THE TENSION between ecological conservation and energy transition evident in the algal reef petition controversy suggests that Taiwan’s deliberative democracy will need to figure out how to transcend party-line politics and navigate wedge issue tactics, especially after the 2018 referendum. As a progressive society, we need to be able to discuss tensions between progressive values, such as ecological conservation and sustainable energy transition, based on concrete facts and scientific evidence.
Just because conservative mobilization worked during the 2018 referendum does not mean that the public will be easily persuaded again by scare tactic slogans and social media messaging campaigns that simplify complex issues into sensational posts and graphics. Although traditional media outlets and public intellectuals are both aware of the limitations of long-form argumentative writing in support of a particular position, short-form social media campaigns run the risk of polarizing the space of public discussion in a way that runs counter to civic dialogue. In the case of the Datan reef petition, intramural conflicts amongst anti-nuclear, conservationist, and DPP progressives have led to divisive labelling. The sad irony of this situation is that certain DPP supporters may feel justified in condemning environmentalist groups as accepting the KMT’s endorsement, but are unaware that their divisive rhetoric widens the gap in which the KMT has co-opted the Datan reef petition as a wedge issue, which further consolidates support for the KMT’s energy agenda.
The question of how pan-Green progressives will navigate the controversy surrounding the Datan algal reef LNG receiving station dilemma points us to a larger question of how Taiwan’s civil society might further develop a more robust deliberative democracy in the decidedly undemocratic wake of the KMT authoritarian period. Environmentalist groups have always advocated for transparent scientific assessments that could facilitate public deliberation around different issues. We contend that this kind of transparency and dialogue could rebuild trust and solidarity among Taiwanese progressives in the aftermath of the KMT’s co-optation of the algal reef petition. As citizens of a democratic society, it is our duty to engage in constructive dialogue with multiple groups rather than labeling and condemning others along party-lines prior to any discussion—only then will we be able to avoid the coalition-eroding effects of the KMT co-opting progressive causes as wedge issues in order to make political gains.

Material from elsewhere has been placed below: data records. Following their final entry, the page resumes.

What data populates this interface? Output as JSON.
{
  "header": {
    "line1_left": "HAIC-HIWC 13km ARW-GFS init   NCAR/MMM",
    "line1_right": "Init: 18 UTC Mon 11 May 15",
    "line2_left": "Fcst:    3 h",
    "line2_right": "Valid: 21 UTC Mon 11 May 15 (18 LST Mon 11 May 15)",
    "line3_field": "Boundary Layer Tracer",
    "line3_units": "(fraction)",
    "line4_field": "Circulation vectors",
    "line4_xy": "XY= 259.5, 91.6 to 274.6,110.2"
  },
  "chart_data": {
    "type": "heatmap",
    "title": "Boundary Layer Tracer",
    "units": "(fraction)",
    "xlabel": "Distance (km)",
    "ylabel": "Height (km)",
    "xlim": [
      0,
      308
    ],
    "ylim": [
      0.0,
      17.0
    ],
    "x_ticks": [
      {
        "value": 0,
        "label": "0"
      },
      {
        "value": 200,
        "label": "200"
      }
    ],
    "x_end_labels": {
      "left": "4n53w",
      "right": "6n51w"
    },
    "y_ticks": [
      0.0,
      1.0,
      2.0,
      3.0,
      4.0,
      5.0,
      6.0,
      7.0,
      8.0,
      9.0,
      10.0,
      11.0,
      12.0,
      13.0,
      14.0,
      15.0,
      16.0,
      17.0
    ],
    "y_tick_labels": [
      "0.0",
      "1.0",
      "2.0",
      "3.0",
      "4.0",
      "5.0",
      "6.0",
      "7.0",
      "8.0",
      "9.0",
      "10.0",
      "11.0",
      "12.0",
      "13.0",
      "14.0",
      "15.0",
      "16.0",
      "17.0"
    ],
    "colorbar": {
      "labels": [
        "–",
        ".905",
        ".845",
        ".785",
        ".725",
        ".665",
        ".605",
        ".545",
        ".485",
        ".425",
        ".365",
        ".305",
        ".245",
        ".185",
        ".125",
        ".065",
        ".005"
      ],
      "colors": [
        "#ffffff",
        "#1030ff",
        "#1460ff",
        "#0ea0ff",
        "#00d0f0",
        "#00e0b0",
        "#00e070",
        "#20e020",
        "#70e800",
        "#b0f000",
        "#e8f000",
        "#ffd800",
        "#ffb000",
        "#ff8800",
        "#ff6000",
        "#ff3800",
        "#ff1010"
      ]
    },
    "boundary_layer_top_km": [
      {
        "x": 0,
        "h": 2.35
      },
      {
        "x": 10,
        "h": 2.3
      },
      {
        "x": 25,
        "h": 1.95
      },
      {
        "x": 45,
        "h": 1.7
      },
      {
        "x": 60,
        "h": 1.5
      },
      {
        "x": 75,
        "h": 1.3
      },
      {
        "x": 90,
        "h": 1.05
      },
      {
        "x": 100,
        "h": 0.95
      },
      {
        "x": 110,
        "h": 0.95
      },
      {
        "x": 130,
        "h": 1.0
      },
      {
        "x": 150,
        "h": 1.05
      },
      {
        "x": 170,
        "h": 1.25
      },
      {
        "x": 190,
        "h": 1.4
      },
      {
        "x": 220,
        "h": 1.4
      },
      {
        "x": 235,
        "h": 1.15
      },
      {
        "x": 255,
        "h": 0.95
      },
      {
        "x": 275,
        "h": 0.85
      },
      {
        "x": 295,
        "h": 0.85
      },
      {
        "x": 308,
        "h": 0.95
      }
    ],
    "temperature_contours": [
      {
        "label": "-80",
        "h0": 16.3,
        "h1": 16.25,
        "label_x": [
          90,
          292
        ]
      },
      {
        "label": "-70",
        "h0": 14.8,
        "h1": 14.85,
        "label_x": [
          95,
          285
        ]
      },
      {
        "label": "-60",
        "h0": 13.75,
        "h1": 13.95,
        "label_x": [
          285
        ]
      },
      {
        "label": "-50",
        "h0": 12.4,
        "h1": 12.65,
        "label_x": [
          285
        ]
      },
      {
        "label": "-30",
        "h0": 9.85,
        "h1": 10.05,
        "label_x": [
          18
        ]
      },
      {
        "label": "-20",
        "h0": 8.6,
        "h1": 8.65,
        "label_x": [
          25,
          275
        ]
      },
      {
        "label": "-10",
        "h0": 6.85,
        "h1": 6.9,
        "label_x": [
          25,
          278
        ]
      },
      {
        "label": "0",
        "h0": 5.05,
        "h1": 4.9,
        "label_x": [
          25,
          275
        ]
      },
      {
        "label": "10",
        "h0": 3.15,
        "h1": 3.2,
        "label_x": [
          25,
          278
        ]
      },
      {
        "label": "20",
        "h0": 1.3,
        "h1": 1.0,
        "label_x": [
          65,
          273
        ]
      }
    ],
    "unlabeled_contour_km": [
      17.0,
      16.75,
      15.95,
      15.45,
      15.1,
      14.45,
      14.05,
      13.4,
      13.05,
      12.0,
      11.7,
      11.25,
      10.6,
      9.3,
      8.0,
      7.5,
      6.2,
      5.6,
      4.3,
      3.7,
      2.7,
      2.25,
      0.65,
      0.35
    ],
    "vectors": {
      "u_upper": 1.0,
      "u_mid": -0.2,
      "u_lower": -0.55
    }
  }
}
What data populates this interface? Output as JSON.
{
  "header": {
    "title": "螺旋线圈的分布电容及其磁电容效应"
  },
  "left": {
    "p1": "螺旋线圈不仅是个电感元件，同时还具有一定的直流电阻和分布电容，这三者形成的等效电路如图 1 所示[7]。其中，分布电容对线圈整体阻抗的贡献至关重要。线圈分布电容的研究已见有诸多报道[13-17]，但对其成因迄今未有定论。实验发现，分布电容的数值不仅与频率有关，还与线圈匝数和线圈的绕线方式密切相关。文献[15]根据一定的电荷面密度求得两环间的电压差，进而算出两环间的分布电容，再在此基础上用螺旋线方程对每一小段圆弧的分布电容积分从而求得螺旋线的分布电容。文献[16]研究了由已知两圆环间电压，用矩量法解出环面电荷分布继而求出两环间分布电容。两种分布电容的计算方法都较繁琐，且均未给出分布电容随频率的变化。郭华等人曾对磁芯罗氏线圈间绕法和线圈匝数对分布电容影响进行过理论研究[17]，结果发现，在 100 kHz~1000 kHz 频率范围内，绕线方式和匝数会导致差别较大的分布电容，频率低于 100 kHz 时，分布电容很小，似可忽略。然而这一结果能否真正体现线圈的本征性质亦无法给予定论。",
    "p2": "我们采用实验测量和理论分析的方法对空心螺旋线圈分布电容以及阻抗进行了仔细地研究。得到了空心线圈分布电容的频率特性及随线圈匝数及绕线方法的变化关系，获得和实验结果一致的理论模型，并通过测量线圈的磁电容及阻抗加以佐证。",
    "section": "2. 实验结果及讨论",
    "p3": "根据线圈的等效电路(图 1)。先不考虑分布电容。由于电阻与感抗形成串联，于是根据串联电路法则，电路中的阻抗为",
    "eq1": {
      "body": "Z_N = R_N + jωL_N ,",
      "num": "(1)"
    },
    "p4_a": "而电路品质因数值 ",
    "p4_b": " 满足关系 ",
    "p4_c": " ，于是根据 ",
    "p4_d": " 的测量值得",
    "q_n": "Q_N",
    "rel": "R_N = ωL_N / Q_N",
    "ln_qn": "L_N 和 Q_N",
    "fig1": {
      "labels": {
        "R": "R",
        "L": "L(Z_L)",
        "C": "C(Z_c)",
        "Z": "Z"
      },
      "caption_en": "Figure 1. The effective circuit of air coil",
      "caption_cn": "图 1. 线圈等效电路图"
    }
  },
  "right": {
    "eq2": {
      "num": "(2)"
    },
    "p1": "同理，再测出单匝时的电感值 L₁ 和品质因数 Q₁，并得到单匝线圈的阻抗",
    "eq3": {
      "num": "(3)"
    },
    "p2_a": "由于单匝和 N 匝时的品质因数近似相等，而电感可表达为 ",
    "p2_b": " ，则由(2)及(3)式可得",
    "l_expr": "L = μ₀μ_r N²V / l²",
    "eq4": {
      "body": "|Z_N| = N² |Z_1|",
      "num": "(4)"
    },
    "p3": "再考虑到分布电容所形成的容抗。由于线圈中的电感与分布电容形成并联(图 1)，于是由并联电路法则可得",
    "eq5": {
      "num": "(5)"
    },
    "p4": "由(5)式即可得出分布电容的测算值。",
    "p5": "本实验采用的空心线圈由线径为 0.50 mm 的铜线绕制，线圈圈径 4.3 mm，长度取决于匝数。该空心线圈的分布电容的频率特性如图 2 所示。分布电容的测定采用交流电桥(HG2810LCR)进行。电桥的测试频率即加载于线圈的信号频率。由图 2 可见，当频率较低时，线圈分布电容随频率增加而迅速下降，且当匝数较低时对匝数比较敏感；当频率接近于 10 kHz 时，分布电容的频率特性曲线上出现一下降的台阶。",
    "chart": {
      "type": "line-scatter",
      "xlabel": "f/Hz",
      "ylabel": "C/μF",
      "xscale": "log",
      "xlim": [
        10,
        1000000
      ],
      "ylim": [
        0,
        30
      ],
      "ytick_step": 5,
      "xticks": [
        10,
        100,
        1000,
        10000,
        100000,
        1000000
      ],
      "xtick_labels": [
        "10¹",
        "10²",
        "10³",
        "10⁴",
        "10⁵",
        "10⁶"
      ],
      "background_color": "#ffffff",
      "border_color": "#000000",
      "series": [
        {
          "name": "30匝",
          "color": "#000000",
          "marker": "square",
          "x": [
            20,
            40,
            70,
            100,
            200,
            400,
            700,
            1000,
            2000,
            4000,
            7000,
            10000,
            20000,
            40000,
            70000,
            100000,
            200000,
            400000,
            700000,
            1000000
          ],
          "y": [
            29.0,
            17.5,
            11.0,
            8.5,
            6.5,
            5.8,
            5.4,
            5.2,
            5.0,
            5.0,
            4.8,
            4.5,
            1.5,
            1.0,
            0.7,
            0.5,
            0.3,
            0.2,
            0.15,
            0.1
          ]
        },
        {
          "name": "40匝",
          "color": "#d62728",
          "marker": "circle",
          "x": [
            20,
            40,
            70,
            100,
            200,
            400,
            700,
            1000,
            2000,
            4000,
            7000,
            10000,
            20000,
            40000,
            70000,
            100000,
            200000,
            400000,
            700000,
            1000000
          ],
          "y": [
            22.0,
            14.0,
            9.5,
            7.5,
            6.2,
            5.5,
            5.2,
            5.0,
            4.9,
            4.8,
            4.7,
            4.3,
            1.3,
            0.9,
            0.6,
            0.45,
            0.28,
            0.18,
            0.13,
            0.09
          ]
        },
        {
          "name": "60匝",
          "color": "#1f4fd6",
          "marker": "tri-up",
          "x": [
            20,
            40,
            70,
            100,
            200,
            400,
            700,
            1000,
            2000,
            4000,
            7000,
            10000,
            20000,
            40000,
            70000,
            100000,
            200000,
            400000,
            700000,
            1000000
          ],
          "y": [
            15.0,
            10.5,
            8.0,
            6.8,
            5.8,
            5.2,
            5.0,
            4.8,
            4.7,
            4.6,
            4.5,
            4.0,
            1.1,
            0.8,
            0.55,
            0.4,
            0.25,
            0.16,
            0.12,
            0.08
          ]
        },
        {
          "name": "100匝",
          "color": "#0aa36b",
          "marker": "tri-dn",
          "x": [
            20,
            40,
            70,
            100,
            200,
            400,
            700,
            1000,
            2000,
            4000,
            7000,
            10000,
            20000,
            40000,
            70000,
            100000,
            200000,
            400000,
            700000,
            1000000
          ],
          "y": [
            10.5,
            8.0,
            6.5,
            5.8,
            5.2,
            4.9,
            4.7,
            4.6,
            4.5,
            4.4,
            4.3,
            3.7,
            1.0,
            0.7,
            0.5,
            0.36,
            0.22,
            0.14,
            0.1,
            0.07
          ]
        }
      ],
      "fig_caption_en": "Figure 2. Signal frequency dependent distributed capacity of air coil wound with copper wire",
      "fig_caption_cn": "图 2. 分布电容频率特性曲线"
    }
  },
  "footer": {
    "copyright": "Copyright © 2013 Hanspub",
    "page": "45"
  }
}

Chia-Shen Tsai, born and raised in Taichung, is an apprentice of anthropology and sociology. From rural care to environmental issues, he is fascinated by the gaps between various progressive agendas. He currently works for the environmentalist group Citizen of the Earth, Taiwan.
Yu Chen Chuang previously worked in the Subcommittee on Land Claims of the Indigenous Historical and Transitional Justice Committee and is currently a master’s student in planning at the University of Toronto.